= Gottfried Duden =

German emigration writer (1789–1856)

Gottfried Duden (May 19, 1789 - October 29, 1856) was a German emigration writer from Remscheid, Rhineland in the early 19th century. His famous book Bericht über eine Reise nach den westlichen Staaten Nordamerikas und einen mehrjährigen Aufenthalt am Missouri in den Jahren 1824 bis 1827 ("Report of a journey to the western states of North America and a multi-year sojourn in the years 1824 through 1827") gave romantic and glowing descriptions of the Missouri River valley between St. Louis and Hermann, Missouri. He established a farm near what is now Dutzow, Missouri along the Missouri River near Washington, Missouri. His book on the region, comparing the Missouri River to the Rhine in Germany, and his positive remarks concerning the climate, culture and soils in Missouri led to tens of thousands of Germans immigrating to the Missouri Rhineland region, beginning in the 1830s.

Gottfried Duden was born in Remscheid, Duchy of Berg. The middle child of Leonhard and Maria (née Hartcop) Duden. He was educated in law, and after serving as a justice for several years decided to investigate the U.S. as a possible place for emigration. Germany was suffering from overpopulation, high crime and famine, and following the Napoleonic Wars there were several emigration books suggesting emigration to Russia, South America and England as well. Duden had studied these, but felt that none that were written on the U.S. had actually been visited by the author.

He purchased land in what was Montgomery County (later Warren County) about 50 miles west of St. Louis. He arrived in Missouri in 1824, with a professional farmer by the name of Ludwig Eversmann and a female cook named Gertrude Obladen. For three years he lived with a nearby farmer named Jacob Haun, while Eversmann married and settled nearby on land they had purchased. He had a house built on his land just south of Haun and Eversmann. As a researcher he spent his days idyllically visiting the lead mines, duck hunting with Nathan Boone, and observing nature. His letters home covered a myriad of topics from slavery and Indians to farming methods and weather. His time spent in the U.S., 1824-1827 was during a period that experienced mild weather, and he failed to give an accurate depiction of the winters.

He returned to Germany in 1827, and in 1829 he self-published 1500 copies of his "Report" in the form of letters written home with addendums for those wishing to be farmers or businessmen. It praised the virtues of settling in Missouri. Apparently numerous similar books circulated in Germany at that time, but Duden's was especially well known and well received. The result was a flood of German immigrants beginning in the 1830s. Additional editions were published by Duden and other emigration societies.

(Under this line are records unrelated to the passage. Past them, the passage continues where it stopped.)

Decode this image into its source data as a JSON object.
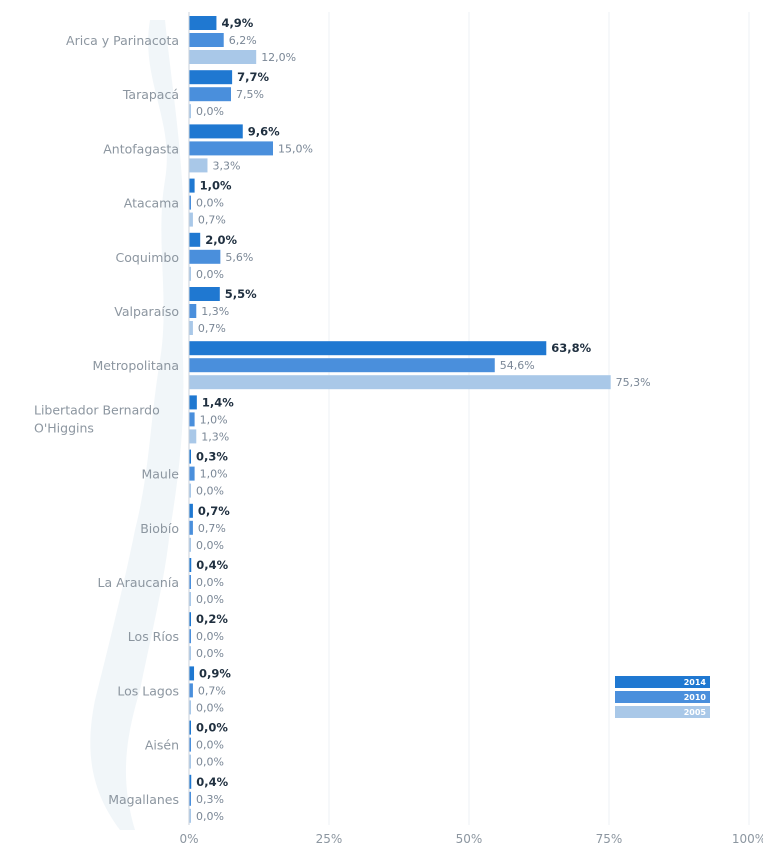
{
  "chart_data": {
    "type": "bar",
    "orientation": "horizontal",
    "categories": [
      "Arica y Parinacota",
      "Tarapacá",
      "Antofagasta",
      "Atacama",
      "Coquimbo",
      "Valparaíso",
      "Metropolitana",
      "Libertador Bernardo O'Higgins",
      "Maule",
      "Biobío",
      "La Araucanía",
      "Los Ríos",
      "Los Lagos",
      "Aisén",
      "Magallanes"
    ],
    "series": [
      {
        "name": "2014",
        "color": "#1f78d1",
        "values": [
          4.9,
          7.7,
          9.6,
          1.0,
          2.0,
          5.5,
          63.8,
          1.4,
          0.3,
          0.7,
          0.4,
          0.2,
          0.9,
          0.0,
          0.4
        ],
        "labels": [
          "4,9%",
          "7,7%",
          "9,6%",
          "1,0%",
          "2,0%",
          "5,5%",
          "63,8%",
          "1,4%",
          "0,3%",
          "0,7%",
          "0,4%",
          "0,2%",
          "0,9%",
          "0,0%",
          "0,4%"
        ]
      },
      {
        "name": "2010",
        "color": "#4a8fdc",
        "values": [
          6.2,
          7.5,
          15.0,
          0.0,
          5.6,
          1.3,
          54.6,
          1.0,
          1.0,
          0.7,
          0.0,
          0.0,
          0.7,
          0.0,
          0.3
        ],
        "labels": [
          "6,2%",
          "7,5%",
          "15,0%",
          "0,0%",
          "5,6%",
          "1,3%",
          "54,6%",
          "1,0%",
          "1,0%",
          "0,7%",
          "0,0%",
          "0,0%",
          "0,7%",
          "0,0%",
          "0,3%"
        ]
      },
      {
        "name": "2005",
        "color": "#a9c8e8",
        "values": [
          12.0,
          0.0,
          3.3,
          0.7,
          0.0,
          0.7,
          75.3,
          1.3,
          0.0,
          0.0,
          0.0,
          0.0,
          0.0,
          0.0,
          0.0
        ],
        "labels": [
          "12,0%",
          "0,0%",
          "3,3%",
          "0,7%",
          "0,0%",
          "0,7%",
          "75,3%",
          "1,3%",
          "0,0%",
          "0,0%",
          "0,0%",
          "0,0%",
          "0,0%",
          "0,0%",
          "0,0%"
        ]
      }
    ],
    "x_ticks": [
      "0%",
      "25%",
      "50%",
      "75%",
      "100%"
    ],
    "xlim": [
      0,
      100
    ],
    "legend": [
      "2014",
      "2010",
      "2005"
    ],
    "legend_position": "bottom-right",
    "grid": true
  }
}
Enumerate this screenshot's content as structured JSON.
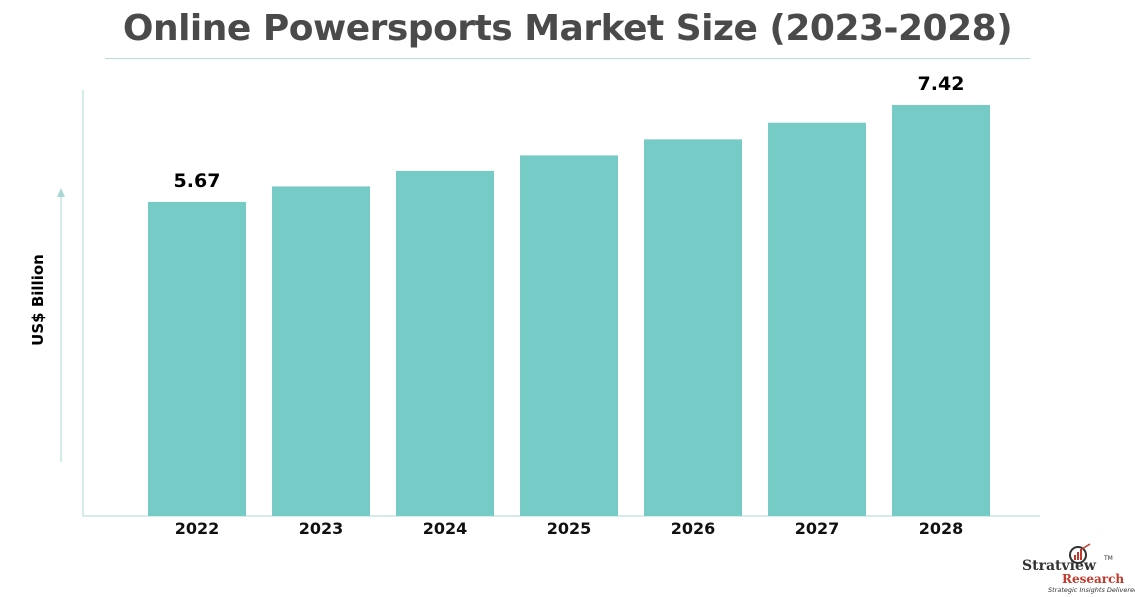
{
  "title": "Online Powersports Market Size (2023-2028)",
  "colors": {
    "bar": "#76cbc7",
    "axis": "#a9d8d4",
    "title": "#4a4a4a"
  },
  "chart_data": {
    "type": "bar",
    "title": "Online Powersports Market Size (2023-2028)",
    "xlabel": "",
    "ylabel": "US$ Billion",
    "categories": [
      "2022",
      "2023",
      "2024",
      "2025",
      "2026",
      "2027",
      "2028"
    ],
    "values": [
      5.67,
      5.95,
      6.23,
      6.51,
      6.8,
      7.1,
      7.42
    ],
    "data_labels": [
      "5.67",
      "",
      "",
      "",
      "",
      "",
      "7.42"
    ],
    "ylim": [
      0,
      7.42
    ],
    "grid": false,
    "legend": "none"
  },
  "logo": {
    "name": "Stratview",
    "trademark": "TM",
    "sub": "Research",
    "tagline": "Strategic Insights Delivered"
  }
}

Duden had advised traveling in groups for safety as Missouri had just become a state eight years prior. The first of such groups was known as the Berlin Society arrived in October 1832, whose founder was a German Baron Johann Wilhelm von Bock, who funded the communal purchase of 500 acres of land on the southern border of Duden's farm. Bock would plat a village that he named Dutzow, Missouri after his former estate in Germany on this land. In 1834, the arrival of the leaders of the Giessen Emigration Society brought several more well-educated and affluent Germans to the area. Co-founder Friedrich Muench settled on the north side of Duden's farm. Muench's property was on the south side of Jacob Haun's, which had been purchased by his brother-in-law and co-founder of the Society Paul Follenius. Follenius was the younger brother of Karl Follen.

By 1840, more than 38,000 Germans had settled in the lower Missouri River valley. German immigrants to Missouri are often called "followers of Duden." Duden never returned to Missouri as he had originally planned. Duden died in 1856, and is buried in Bonn, Germany, still owning his Missouri farm. Charles van Ravanswaay wrote:
"This timely work . . . greatly stimulated immigration to the United States and caused thousands to make Missouri their destination . . . For more than a generation Duden's writings formed the leitmotif of German settlement in Missouri, with the interpretation of his comments provoking endless discussion among those who came here. Many immigrants continued to revere his memory as the father of the German migration, and even those who blamed him for their misfortunes seem to have had a grudging respect for that kindly, guileless man."